About the job
At Doctolib, we pride ourselves on fostering a dynamic engineering environment where innovation thrives. Our mission is to enhance the lives of healthcare professionals and patients alike. We are seeking a Senior Site Reliability Engineer to ensure our production systems operate seamlessly, playing a crucial role in supporting the rapid expansion of Doctolib's services.
Your Responsibilities
As a Senior Site Reliability Engineer within the Core Reliability & Observability team, you will be instrumental in defining the company's observability strategy and maintaining the reliability, debuggability, and scalability of our platform. This position bridges infrastructure, developer experience, and product engineering, focusing on developing and enhancing the core elements of logging, metrics, tracing, and alerting across our organization.
- Lead the implementation of an observability strategy across the platform, emphasizing scalable, developer-friendly logging and tracing solutions.

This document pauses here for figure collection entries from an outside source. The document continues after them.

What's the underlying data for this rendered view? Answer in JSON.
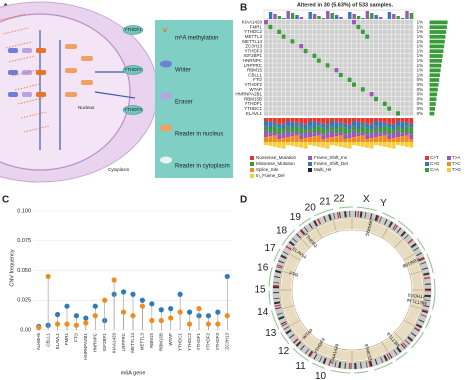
{
  "panel_labels": [
    "A",
    "B",
    "C",
    "D"
  ],
  "panel_a": {
    "legend": [
      "m⁶A methylation",
      "Writer",
      "Eraser",
      "Reader in nucleus",
      "Reader in cytoplasm"
    ],
    "nucleus": "Nucleus",
    "cytoplasm": "Cytoplasm",
    "proteins": [
      "YTHDF1",
      "YTHDF2",
      "YTHDF3"
    ]
  },
  "panel_b": {
    "title": "Altered in 30 (5.63%) of 533 samples.",
    "genes": [
      "KIAA1429",
      "FMR1",
      "YTHDC2",
      "METTL3",
      "METTL14",
      "ZC3H13",
      "YTHDF3",
      "IGF2BP1",
      "HNRNPC",
      "LRPPRC",
      "RBM15",
      "CBLL1",
      "FTO",
      "YTHDF2",
      "WTAP",
      "HNRNPA2B1",
      "RBM15B",
      "YTHDF1",
      "YTHDC1",
      "ELAVL1"
    ],
    "percents": [
      "1%",
      "1%",
      "1%",
      "1%",
      "1%",
      "1%",
      "1%",
      "1%",
      "1%",
      "1%",
      "1%",
      "1%",
      "0%",
      "0%",
      "0%",
      "0%",
      "0%",
      "0%",
      "0%",
      "0%"
    ],
    "legend": [
      "Nonsense_Mutation",
      "Missense_Mutation",
      "Splice_Site",
      "In_Frame_Del",
      "Frame_Shift_Ins",
      "Frame_Shift_Del",
      "Multi_Hit"
    ],
    "snv_legend": [
      "C>T",
      "C>G",
      "C>A",
      "T>A",
      "T>C",
      "T>G"
    ]
  },
  "chart_data": {
    "type": "lollipop",
    "y_label": "CNV frequency",
    "x_label": "m6A gene",
    "categories": [
      "ALKBH5",
      "CBLL1",
      "ELAVL1",
      "FMR1",
      "FTO",
      "HNRNPA2B1",
      "HNRNPC",
      "IGF2BP1",
      "KIAA1429",
      "LRPPRC",
      "METTL14",
      "METTL3",
      "RBM15",
      "RBM15B",
      "WTAP",
      "YTHDC1",
      "YTHDC2",
      "YTHDF1",
      "YTHDF2",
      "YTHDF3",
      "ZC3H13"
    ],
    "series": [
      {
        "color": "#2f7ab9",
        "values": [
          0.003,
          0.004,
          0.013,
          0.02,
          0.012,
          0.01,
          0.02,
          0.008,
          0.03,
          0.032,
          0.03,
          0.025,
          0.022,
          0.017,
          0.018,
          0.03,
          0.015,
          0.012,
          0.012,
          0.015,
          0.045
        ]
      },
      {
        "color": "#f28a1e",
        "values": [
          0.002,
          0.045,
          0.005,
          0.005,
          0.004,
          0.006,
          0.012,
          0.025,
          0.042,
          0.015,
          0.012,
          0.02,
          0.008,
          0.008,
          0.01,
          0.015,
          0.005,
          0.018,
          0.005,
          0.005,
          0.012
        ]
      }
    ],
    "ylim": [
      0,
      0.105
    ],
    "yticks": [
      {
        "value": 0,
        "label": "0.00"
      },
      0.025,
      {
        "value": 0.05,
        "label": "0.050"
      },
      0.075,
      {
        "value": 0.1,
        "label": "0.100"
      }
    ]
  },
  "panel_d": {
    "chromosomes": [
      "10",
      "11",
      "12",
      "13",
      "14",
      "15",
      "16",
      "17",
      "18",
      "19",
      "20",
      "21",
      "22",
      "X",
      "Y"
    ],
    "genes": [
      "FTO",
      "ELAVL1",
      "YTHDF2",
      "LRPPRC",
      "RBM15B",
      "YTHDC1",
      "METTL14",
      "METTL3",
      "ZC3H13",
      "KIAA1429",
      "YTHDF3",
      "WTAP"
    ]
  }
}
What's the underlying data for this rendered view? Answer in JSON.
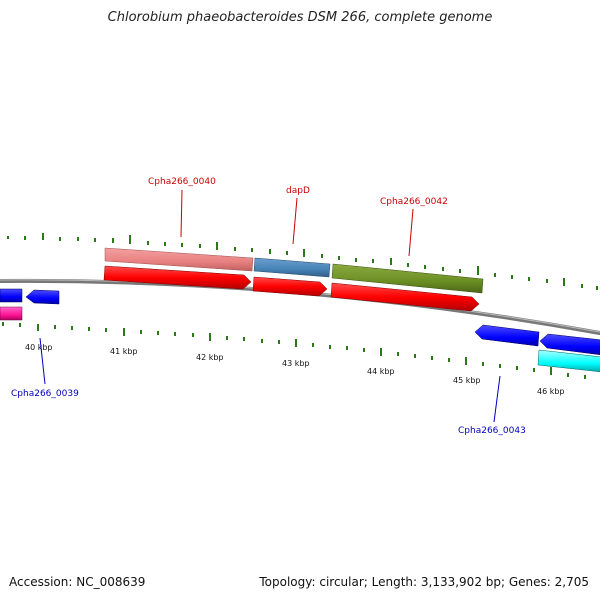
{
  "title": "Chlorobium phaeobacteroides DSM 266, complete genome",
  "footer": {
    "accession": "Accession: NC_008639",
    "summary": "Topology: circular; Length: 3,133,902 bp; Genes: 2,705"
  },
  "colors": {
    "forward_label": "#cc0000",
    "reverse_label": "#0000bb",
    "backbone": "#777777",
    "tick": "#2a7a1a"
  },
  "scale_labels": [
    "40 kbp",
    "41 kbp",
    "42 kbp",
    "43 kbp",
    "44 kbp",
    "45 kbp",
    "46 kbp"
  ],
  "gene_labels": [
    {
      "text": "Cpha266_0040",
      "strand": "forward"
    },
    {
      "text": "dapD",
      "strand": "forward"
    },
    {
      "text": "Cpha266_0042",
      "strand": "forward"
    },
    {
      "text": "Cpha266_0039",
      "strand": "reverse"
    },
    {
      "text": "Cpha266_0043",
      "strand": "reverse"
    }
  ]
}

- Identify and spearhead cross-functional reliability initiatives to enhance incident detection, response, and postmortem analysis capabilities.
- Participate in the on-call rotation and actively work on improving our on-call experience by optimizing alerting, minimizing noise, and providing actionable telemetry.
Who You Are
You could be our next teammate if you possess:
- A minimum of 3 years of hands-on experience with large-scale production platforms.
- Demonstrated proficiency with cloud platforms such as AWS, Azure, or Google Cloud.
- A strong understanding of containerization and orchestration technologies (Docker and Kubernetes).
- A deep knowledge of Helm for managing Kubernetes manifests and ArgoCD for GitOps workflows.
- Extensive expertise in observability tooling and architecture, including:
- Logging: Fluent Bit, OpenTelemetry, Loki, Elasticsearch, Logstash, Vector.
- Tracing: OpenTelemetry or proprietary APMs.
- Metrics: Prometheus, Thanos, Datadog, or equivalent.
- Proficiency in at least one programming language (e.g., Ruby, Python, Go, Java) and a strong grasp of infrastructure as code principles.
- Experience with monitoring and observability tools.